I didn't mean search for a peak through the whole video, which would be tiresome and not so useful. I just meant sampling the maximum luminance shown on the "difference" histogram at say 4 or 5 points in time, using the same points on each rendered version, then take an average of those values. It's the only empirical metric of quality that I could think of within Vegas. However I suppose it's also flawed, since a few rogue pixels could sway it. And ugly artifacts such as pixellation don't get revealed by it.

Anyway thanks for what you did, which was useful, and indicates to me that "quality" based on "difference" probably changes pretty smoothly through the crf numbers, without significant knees.

However the first 20 seconds was a bit strange, where the CRF24 behaved differently from the others, and was the "best" at 0:17. I guess this was some titling? After 20 secs they all seem to behave as one would expect.
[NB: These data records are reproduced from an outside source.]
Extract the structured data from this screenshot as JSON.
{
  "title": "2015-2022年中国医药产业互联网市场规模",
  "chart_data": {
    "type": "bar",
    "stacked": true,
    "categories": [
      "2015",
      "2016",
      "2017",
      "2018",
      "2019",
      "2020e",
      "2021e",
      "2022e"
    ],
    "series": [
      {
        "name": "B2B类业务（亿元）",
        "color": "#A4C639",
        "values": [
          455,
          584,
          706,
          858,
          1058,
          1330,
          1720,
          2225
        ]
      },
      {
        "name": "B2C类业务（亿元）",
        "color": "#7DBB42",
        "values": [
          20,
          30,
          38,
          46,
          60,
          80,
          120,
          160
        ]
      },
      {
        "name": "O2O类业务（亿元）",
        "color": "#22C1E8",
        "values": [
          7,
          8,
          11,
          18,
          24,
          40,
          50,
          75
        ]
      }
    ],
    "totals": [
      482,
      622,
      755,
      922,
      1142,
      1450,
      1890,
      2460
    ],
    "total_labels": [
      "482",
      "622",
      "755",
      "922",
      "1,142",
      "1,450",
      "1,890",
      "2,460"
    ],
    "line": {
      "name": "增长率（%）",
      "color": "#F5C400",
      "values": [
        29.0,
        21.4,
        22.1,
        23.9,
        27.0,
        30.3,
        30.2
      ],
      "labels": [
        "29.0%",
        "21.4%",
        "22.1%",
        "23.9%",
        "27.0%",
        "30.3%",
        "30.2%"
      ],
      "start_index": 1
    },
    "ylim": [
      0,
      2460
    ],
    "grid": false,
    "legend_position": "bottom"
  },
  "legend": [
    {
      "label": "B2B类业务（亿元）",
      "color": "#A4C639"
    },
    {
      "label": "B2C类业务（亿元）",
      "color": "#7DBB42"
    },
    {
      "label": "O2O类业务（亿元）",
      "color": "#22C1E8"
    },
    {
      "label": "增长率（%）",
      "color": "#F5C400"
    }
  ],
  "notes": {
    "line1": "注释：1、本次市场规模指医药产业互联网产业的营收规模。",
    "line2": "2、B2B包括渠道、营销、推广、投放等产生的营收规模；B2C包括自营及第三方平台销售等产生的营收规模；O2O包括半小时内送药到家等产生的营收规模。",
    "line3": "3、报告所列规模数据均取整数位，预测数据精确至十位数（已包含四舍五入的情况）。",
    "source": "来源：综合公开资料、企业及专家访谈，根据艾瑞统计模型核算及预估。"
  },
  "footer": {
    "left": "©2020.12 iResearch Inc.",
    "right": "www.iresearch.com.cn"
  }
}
Would be very interesting to some comparison of this type against the best that the Vegas AVC encoders can do.

What happens at CRF 0?

Musicvid wrote on 11/24/2017, 8:53 AM

CRF 0 is lossless High10p profile, which doesn't open in Vegas AFAIK.

CRF1 is just as good.

Musicvid wrote on 11/24/2017, 8:57 AM

Would be very interesting to some comparison of this type against the best that the Vegas AVC encoders can do.

They're all pretty much the same above 12 Mbps.
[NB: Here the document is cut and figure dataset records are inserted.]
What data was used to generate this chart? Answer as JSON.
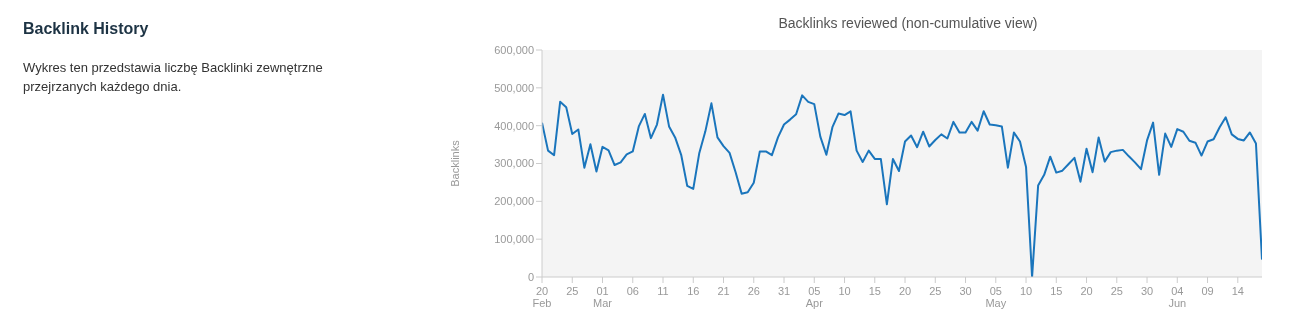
{
  "chart_data": {
    "type": "line",
    "title": "Backlinks reviewed (non-cumulative view)",
    "ylabel": "Backlinks",
    "annotations": [
      "Backlink History",
      "Wykres ten przedstawia liczbę Backlinki zewnętrzne przejrzanych każdego dnia."
    ],
    "x": [
      "--02-20",
      "--02-21",
      "--02-22",
      "--02-23",
      "--02-24",
      "--02-25",
      "--02-26",
      "--02-27",
      "--02-28",
      "--02-29",
      "--03-01",
      "--03-02",
      "--03-03",
      "--03-04",
      "--03-05",
      "--03-06",
      "--03-07",
      "--03-08",
      "--03-09",
      "--03-10",
      "--03-11",
      "--03-12",
      "--03-13",
      "--03-14",
      "--03-15",
      "--03-16",
      "--03-17",
      "--03-18",
      "--03-19",
      "--03-20",
      "--03-21",
      "--03-22",
      "--03-23",
      "--03-24",
      "--03-25",
      "--03-26",
      "--03-27",
      "--03-28",
      "--03-29",
      "--03-30",
      "--03-31",
      "--04-01",
      "--04-02",
      "--04-03",
      "--04-04",
      "--04-05",
      "--04-06",
      "--04-07",
      "--04-08",
      "--04-09",
      "--04-10",
      "--04-11",
      "--04-12",
      "--04-13",
      "--04-14",
      "--04-15",
      "--04-16",
      "--04-17",
      "--04-18",
      "--04-19",
      "--04-20",
      "--04-21",
      "--04-22",
      "--04-23",
      "--04-24",
      "--04-25",
      "--04-26",
      "--04-27",
      "--04-28",
      "--04-29",
      "--04-30",
      "--05-01",
      "--05-02",
      "--05-03",
      "--05-04",
      "--05-05",
      "--05-06",
      "--05-07",
      "--05-08",
      "--05-09",
      "--05-10",
      "--05-11",
      "--05-12",
      "--05-13",
      "--05-14",
      "--05-15",
      "--05-16",
      "--05-17",
      "--05-18",
      "--05-19",
      "--05-20",
      "--05-21",
      "--05-22",
      "--05-23",
      "--05-24",
      "--05-25",
      "--05-26",
      "--05-27",
      "--05-28",
      "--05-29",
      "--05-30",
      "--05-31",
      "--06-01",
      "--06-02",
      "--06-03",
      "--06-04",
      "--06-05",
      "--06-06",
      "--06-07",
      "--06-08",
      "--06-09",
      "--06-10",
      "--06-11",
      "--06-12",
      "--06-13",
      "--06-14",
      "--06-15",
      "--06-16",
      "--06-17",
      "--06-18"
    ],
    "series": [
      {
        "color": "#1a75bc",
        "values": [
          408000,
          334000,
          322000,
          463000,
          449000,
          378000,
          390000,
          289000,
          351000,
          279000,
          344000,
          335000,
          296000,
          303000,
          324000,
          332000,
          398000,
          431000,
          367000,
          403000,
          482000,
          398000,
          369000,
          323000,
          241000,
          233000,
          328000,
          385000,
          459000,
          369000,
          346000,
          328000,
          277000,
          220000,
          224000,
          249000,
          332000,
          332000,
          322000,
          369000,
          403000,
          416000,
          430000,
          480000,
          463000,
          457000,
          371000,
          323000,
          396000,
          432000,
          428000,
          438000,
          334000,
          304000,
          334000,
          312000,
          312000,
          192000,
          312000,
          280000,
          358000,
          374000,
          343000,
          384000,
          345000,
          362000,
          377000,
          366000,
          410000,
          382000,
          382000,
          410000,
          387000,
          438000,
          403000,
          401000,
          398000,
          289000,
          382000,
          358000,
          291000,
          0,
          242000,
          270000,
          318000,
          276000,
          281000,
          298000,
          315000,
          252000,
          339000,
          277000,
          369000,
          305000,
          330000,
          334000,
          336000,
          319000,
          303000,
          285000,
          361000,
          408000,
          270000,
          379000,
          344000,
          391000,
          384000,
          360000,
          355000,
          321000,
          358000,
          364000,
          396000,
          422000,
          377000,
          365000,
          361000,
          382000,
          353000,
          46000
        ]
      }
    ],
    "xlim": [
      "--02-20",
      "--06-18"
    ],
    "xticks": [
      {
        "value": "--02-20",
        "label": "20\nFeb"
      },
      {
        "value": "--02-25",
        "label": "25"
      },
      {
        "value": "--03-01",
        "label": "01\nMar"
      },
      {
        "value": "--03-06",
        "label": "06"
      },
      {
        "value": "--03-11",
        "label": "11"
      },
      {
        "value": "--03-16",
        "label": "16"
      },
      {
        "value": "--03-21",
        "label": "21"
      },
      {
        "value": "--03-26",
        "label": "26"
      },
      {
        "value": "--03-31",
        "label": "31"
      },
      {
        "value": "--04-05",
        "label": "05\nApr"
      },
      {
        "value": "--04-10",
        "label": "10"
      },
      {
        "value": "--04-15",
        "label": "15"
      },
      {
        "value": "--04-20",
        "label": "20"
      },
      {
        "value": "--04-25",
        "label": "25"
      },
      {
        "value": "--04-30",
        "label": "30"
      },
      {
        "value": "--05-05",
        "label": "05\nMay"
      },
      {
        "value": "--05-10",
        "label": "10"
      },
      {
        "value": "--05-15",
        "label": "15"
      },
      {
        "value": "--05-20",
        "label": "20"
      },
      {
        "value": "--05-25",
        "label": "25"
      },
      {
        "value": "--05-30",
        "label": "30"
      },
      {
        "value": "--06-04",
        "label": "04\nJun"
      },
      {
        "value": "--06-09",
        "label": "09"
      },
      {
        "value": "--06-14",
        "label": "14"
      }
    ],
    "ylim": [
      0,
      600000
    ],
    "yticks": [
      {
        "value": 0,
        "label": "0"
      },
      {
        "value": 100000,
        "label": "100,000"
      },
      {
        "value": 200000,
        "label": "200,000"
      },
      {
        "value": 300000,
        "label": "300,000"
      },
      {
        "value": 400000,
        "label": "400,000"
      },
      {
        "value": 500000,
        "label": "500,000"
      },
      {
        "value": 600000,
        "label": "600,000"
      }
    ],
    "grid": false,
    "marker": "none",
    "line_style": "solid"
  }
}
john_dennis wrote on 11/24/2017, 9:20 PM

Nick said: "What happens at CRF 0?"

The short answer is that I couldn't get it to render.

The longer answer is that I have since gotten it to work, but

1) Returning the file to Vegas shows artifacts that make it useless. I still haven't sorted that.

2) If I wanted lossless, I wouldn't use x.264. I would use a format that allows LPCM audio, also.